Zu diesem Zweck legten sie 84 Studenten einen umfangreichen Text über den Tukan, eine in Mittel- und Südamerika beheimateten Vogel, vor. 25 Minuten dauerte die Zeit, sich das Gelesene einzuprägen, dann wurden die Studiosi in drei Gruppen geteilt.
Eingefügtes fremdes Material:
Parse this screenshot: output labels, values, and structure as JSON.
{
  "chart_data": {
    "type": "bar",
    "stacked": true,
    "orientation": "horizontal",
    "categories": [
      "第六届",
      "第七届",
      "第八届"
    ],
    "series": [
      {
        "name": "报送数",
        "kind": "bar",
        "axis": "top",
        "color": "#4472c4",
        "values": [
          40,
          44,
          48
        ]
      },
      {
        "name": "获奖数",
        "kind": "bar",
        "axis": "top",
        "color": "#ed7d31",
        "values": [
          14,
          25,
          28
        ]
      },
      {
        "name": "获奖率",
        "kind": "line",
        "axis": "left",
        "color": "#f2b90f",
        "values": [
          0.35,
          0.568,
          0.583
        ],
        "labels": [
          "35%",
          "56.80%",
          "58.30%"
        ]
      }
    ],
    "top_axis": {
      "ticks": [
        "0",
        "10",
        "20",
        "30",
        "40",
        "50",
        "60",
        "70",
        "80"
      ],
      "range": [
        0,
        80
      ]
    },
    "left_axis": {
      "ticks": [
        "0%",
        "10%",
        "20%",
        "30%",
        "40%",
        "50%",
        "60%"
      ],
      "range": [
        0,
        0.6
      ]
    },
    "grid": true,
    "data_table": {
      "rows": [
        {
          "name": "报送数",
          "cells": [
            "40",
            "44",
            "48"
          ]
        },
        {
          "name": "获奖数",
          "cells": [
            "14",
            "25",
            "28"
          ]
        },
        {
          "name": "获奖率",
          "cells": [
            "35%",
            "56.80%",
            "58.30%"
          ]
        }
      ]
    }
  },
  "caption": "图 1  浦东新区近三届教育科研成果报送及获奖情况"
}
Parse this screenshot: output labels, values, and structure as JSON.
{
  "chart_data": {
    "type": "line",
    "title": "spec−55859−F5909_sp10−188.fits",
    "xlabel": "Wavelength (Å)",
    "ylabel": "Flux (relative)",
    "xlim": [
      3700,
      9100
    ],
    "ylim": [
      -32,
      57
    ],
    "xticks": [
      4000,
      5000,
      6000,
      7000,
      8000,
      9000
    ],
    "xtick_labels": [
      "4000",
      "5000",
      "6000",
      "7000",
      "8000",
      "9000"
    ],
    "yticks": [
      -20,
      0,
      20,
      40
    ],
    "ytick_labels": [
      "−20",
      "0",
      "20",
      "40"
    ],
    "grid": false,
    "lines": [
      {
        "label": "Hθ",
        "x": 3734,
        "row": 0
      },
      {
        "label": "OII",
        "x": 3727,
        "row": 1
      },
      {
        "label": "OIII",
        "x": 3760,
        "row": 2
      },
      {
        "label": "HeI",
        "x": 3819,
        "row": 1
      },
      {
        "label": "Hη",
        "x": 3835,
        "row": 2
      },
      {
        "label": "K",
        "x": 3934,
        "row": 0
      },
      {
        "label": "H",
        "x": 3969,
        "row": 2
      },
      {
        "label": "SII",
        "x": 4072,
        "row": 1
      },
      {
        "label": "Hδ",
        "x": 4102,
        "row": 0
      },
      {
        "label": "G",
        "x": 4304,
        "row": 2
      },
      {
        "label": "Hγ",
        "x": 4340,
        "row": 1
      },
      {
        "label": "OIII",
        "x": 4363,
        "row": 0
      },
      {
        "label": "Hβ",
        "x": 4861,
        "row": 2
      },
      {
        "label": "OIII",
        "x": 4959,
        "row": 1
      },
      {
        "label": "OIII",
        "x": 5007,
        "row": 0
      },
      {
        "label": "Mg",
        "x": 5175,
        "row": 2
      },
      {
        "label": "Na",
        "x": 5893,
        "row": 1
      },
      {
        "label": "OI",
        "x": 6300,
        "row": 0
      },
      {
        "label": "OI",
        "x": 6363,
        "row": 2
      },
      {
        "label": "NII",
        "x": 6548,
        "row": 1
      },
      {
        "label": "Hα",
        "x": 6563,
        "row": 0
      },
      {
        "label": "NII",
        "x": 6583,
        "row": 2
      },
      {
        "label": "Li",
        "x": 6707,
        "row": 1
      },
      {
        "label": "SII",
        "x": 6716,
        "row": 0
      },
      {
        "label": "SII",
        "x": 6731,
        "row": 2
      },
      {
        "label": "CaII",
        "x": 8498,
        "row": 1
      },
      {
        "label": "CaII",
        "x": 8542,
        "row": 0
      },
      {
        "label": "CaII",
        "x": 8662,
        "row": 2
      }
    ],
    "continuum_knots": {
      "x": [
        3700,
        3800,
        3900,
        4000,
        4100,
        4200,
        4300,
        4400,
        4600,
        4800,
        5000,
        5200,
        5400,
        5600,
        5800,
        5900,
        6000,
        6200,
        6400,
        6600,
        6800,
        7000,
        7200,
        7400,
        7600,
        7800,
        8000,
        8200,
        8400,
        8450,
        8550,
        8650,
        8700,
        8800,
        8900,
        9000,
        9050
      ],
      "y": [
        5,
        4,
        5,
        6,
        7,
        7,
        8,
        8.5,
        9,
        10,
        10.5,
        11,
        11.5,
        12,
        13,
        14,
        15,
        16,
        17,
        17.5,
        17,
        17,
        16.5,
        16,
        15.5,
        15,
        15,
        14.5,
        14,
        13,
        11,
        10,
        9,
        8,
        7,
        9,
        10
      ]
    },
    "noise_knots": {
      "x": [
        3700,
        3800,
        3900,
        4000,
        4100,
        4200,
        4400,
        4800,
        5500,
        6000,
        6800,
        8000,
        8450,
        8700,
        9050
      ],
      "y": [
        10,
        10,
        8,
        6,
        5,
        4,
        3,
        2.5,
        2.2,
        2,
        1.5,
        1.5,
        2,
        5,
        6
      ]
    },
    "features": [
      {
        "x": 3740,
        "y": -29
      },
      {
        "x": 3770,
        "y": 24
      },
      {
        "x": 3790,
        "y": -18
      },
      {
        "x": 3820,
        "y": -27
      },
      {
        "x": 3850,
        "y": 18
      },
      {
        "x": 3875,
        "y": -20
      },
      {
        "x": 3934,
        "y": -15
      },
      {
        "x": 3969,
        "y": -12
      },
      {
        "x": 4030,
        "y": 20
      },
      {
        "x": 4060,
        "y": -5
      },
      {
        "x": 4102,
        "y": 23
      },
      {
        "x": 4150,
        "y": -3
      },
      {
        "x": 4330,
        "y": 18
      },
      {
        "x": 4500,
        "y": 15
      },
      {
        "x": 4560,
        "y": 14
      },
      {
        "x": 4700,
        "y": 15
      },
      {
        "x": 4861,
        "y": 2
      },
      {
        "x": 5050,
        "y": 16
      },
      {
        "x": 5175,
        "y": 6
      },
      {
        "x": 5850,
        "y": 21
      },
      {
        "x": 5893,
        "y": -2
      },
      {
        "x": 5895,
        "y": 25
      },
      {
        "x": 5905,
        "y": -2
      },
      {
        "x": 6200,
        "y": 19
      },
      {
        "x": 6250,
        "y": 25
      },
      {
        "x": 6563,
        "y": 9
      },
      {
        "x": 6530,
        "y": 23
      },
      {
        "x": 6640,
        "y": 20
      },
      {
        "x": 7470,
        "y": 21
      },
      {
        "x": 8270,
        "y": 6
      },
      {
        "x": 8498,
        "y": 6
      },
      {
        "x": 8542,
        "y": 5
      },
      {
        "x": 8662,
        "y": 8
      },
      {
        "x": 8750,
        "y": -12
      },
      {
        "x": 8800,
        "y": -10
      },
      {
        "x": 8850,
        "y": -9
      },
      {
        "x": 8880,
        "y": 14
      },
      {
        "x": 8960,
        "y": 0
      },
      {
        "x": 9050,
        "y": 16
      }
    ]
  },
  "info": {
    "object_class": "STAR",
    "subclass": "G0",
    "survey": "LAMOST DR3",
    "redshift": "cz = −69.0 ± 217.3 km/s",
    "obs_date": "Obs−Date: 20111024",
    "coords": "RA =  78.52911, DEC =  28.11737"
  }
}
Eine Gruppe musste daraufhin einen Test mit 22 Fragen über den Tukan absolvieren. Gruppe Nummer zwei bekam zusätzlich Zeit, um sich 22 Aussagen über den Vogel einzuprägen - allerdings absolvierte sie keinen Test. Die dritte Gruppe diente der Kontrolle, sie hatte keine zusätzlichen Aufgaben zu erledigen.
Auch verwandte Inhalte werden gefestigt
Tags darauf war Prüfungszeit. Sämtliche Studenten mussten einen Test mit 22 neuen Fragen absolvieren. Das Ergebnis: Gruppe Nummer eins erreichte klar die besten Resultate. Das weist darauf hin, "dass beim Abrufen von Fakten auch verwandte Inhalte gefördert werden", schreiben die Forscher in ihrer Studie.
Variation bringt ähnliches Ergebnis
Damit war der Einfluss der Testsituation auf die Merkfähigkeit noch nicht bewiesen. Denn Gruppe Nummer eins hätte auch aus anderen Gründen besser abschneiden können. Etwa dann, wenn deren Mitglieder zufällig vifer gewesen wären, als die anderen Studenten.

Aus diesem Grund führten Chan und Kollegen noch eine zweite Testserie durch. Diesmal musste jeder Student zwei Artikel zu drei weiteren Themen (Theorie des Urknalls, Geschichte Hong-Kongs, Shaolinkloster) auswählen und studieren. Abgeprüft wurde allerdings nur einer davon. Tags darauf gab es je einen Test über beide ausgewählten Wissensgebiete, der Zusammenhang war wieder derselbe: Die Studenten waren bei dem Thema erfolgreicher, das bereits abgeprüft worden war (freilich mit anderen Fragen).

In einer dritten Testreihe fanden Chan und Mitarbeiter noch heraus, dass auch die Prüfungsdauer eine Rolle spielt: Besonders jene Studenten, die eher schlechte Leistungen erbrachten, profitierten von längeren Klausuren.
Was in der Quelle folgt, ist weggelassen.